Altour chief marketing officer Suzanne Aaronson

“There’s been a swing in our space in what is seen as high-touch service,” said chief marketing officer Suzanne Aaronson. “We’re not a machine. We’re a large company. Our technology is up to speed. But the dynamic of the company is that old-fashioned, we-take-your-hand approach. It’s not acceptable to us to do anything else. There are times when it’s been harder to get that message across. People have been sensitive to price. We feel like people have come to appreciate service.”

It’s that orientation which makes the new acquisitions a good fit, executives said.

A&I Travel president Rebecca Martin said the TMC joined the Altour fold largely because of company culture. “We were amazed at the similarities between our two organizations: an entrepreneurial spirit, a flat organizational structure, an exceptional focus on customization and service,” she said.

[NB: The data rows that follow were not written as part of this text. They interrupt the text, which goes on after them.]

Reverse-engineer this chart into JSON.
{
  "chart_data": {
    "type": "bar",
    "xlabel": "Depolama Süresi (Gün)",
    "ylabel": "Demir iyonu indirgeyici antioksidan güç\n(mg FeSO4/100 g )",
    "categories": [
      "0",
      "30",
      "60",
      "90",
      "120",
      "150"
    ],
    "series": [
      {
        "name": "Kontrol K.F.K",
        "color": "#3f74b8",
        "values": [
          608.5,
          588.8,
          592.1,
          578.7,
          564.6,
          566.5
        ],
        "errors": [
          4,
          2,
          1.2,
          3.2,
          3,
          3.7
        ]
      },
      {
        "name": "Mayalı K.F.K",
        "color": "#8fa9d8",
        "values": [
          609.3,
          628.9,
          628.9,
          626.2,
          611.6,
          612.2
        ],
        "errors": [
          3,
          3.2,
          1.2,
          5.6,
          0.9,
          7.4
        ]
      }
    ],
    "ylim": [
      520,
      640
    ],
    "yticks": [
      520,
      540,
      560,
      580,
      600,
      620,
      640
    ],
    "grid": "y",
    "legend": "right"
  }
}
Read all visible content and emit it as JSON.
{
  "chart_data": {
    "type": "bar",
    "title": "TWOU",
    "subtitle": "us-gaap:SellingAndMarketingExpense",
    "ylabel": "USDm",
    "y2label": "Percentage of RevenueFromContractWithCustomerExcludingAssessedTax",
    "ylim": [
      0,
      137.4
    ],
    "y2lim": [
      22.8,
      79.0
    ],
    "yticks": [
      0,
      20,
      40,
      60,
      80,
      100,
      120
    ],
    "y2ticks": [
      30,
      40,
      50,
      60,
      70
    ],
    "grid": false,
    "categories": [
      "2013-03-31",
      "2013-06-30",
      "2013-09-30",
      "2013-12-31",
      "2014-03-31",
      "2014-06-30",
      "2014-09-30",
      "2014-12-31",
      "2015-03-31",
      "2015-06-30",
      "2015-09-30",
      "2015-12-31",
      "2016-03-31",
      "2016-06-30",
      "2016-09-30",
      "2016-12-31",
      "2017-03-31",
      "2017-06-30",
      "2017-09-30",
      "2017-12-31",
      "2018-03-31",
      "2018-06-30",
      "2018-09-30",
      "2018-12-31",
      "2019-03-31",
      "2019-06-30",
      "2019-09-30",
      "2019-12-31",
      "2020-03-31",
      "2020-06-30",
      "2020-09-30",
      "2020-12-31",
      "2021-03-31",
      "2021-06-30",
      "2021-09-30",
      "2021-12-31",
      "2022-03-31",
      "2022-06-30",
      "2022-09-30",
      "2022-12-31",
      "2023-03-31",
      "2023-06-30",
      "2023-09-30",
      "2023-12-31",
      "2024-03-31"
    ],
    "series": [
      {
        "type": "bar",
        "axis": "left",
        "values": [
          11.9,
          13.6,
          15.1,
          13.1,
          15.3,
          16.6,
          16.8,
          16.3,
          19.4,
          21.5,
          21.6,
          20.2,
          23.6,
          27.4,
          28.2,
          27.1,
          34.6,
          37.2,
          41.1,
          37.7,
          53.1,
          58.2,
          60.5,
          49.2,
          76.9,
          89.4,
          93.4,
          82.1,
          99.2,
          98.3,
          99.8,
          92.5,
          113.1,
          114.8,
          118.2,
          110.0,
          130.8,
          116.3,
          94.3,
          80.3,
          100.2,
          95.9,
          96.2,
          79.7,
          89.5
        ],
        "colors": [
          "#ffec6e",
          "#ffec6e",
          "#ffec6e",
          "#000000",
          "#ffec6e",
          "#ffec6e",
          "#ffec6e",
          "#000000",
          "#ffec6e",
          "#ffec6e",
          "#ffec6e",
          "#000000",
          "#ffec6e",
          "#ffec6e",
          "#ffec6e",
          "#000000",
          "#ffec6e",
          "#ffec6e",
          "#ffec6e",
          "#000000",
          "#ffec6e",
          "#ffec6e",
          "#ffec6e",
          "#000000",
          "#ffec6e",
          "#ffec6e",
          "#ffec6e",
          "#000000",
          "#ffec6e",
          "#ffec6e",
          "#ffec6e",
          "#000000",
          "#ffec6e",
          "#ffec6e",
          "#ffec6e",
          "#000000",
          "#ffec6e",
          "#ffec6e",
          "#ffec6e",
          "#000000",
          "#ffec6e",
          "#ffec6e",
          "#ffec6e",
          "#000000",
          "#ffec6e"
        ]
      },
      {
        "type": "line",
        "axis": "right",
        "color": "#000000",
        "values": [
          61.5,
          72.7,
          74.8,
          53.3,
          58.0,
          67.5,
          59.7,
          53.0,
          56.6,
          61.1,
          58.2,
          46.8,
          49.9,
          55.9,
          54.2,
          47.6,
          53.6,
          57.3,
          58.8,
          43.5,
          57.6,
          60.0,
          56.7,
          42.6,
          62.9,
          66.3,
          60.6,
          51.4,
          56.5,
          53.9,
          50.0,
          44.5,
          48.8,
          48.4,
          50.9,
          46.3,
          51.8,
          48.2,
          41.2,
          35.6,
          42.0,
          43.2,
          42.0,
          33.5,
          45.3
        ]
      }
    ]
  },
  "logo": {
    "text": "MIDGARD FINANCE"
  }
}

Existing leadership at A&I and Top Flight are staying on. “There’s a time and place to acquire a company and let the founders go,” said Aaronson. “What we’re finding is that typically it’s good to keep the people on board.”

Meanwhile, joining Radius provided Altour more global coverage through the network’s partners. It also improved global travel data collection and cleansing capabilities. For Radius, the timing was right in light of the 2014 Direct Travel acquisitions of former Radius members Best Travel and Peak Travel, according to Radius CEO Shannon Hyland.

Altour’s Noskeau said the consensus among industry consultants was that Radius was “far ahead of everyone else in terms of quality of data.”

Altour also offers clients data management services from Cornerstone Information Systems, Grasp Technologies and Prime Numbers Technology. It provides a travel diagnostic tool to help clients examine their programs in a consultative fashion.

Altour’s booking tool partners include Concur, GetThere, KDS and nuTravel. Even for many midmarket clients, Noskeau said online adoption is in the 70 percent to 80 percent range.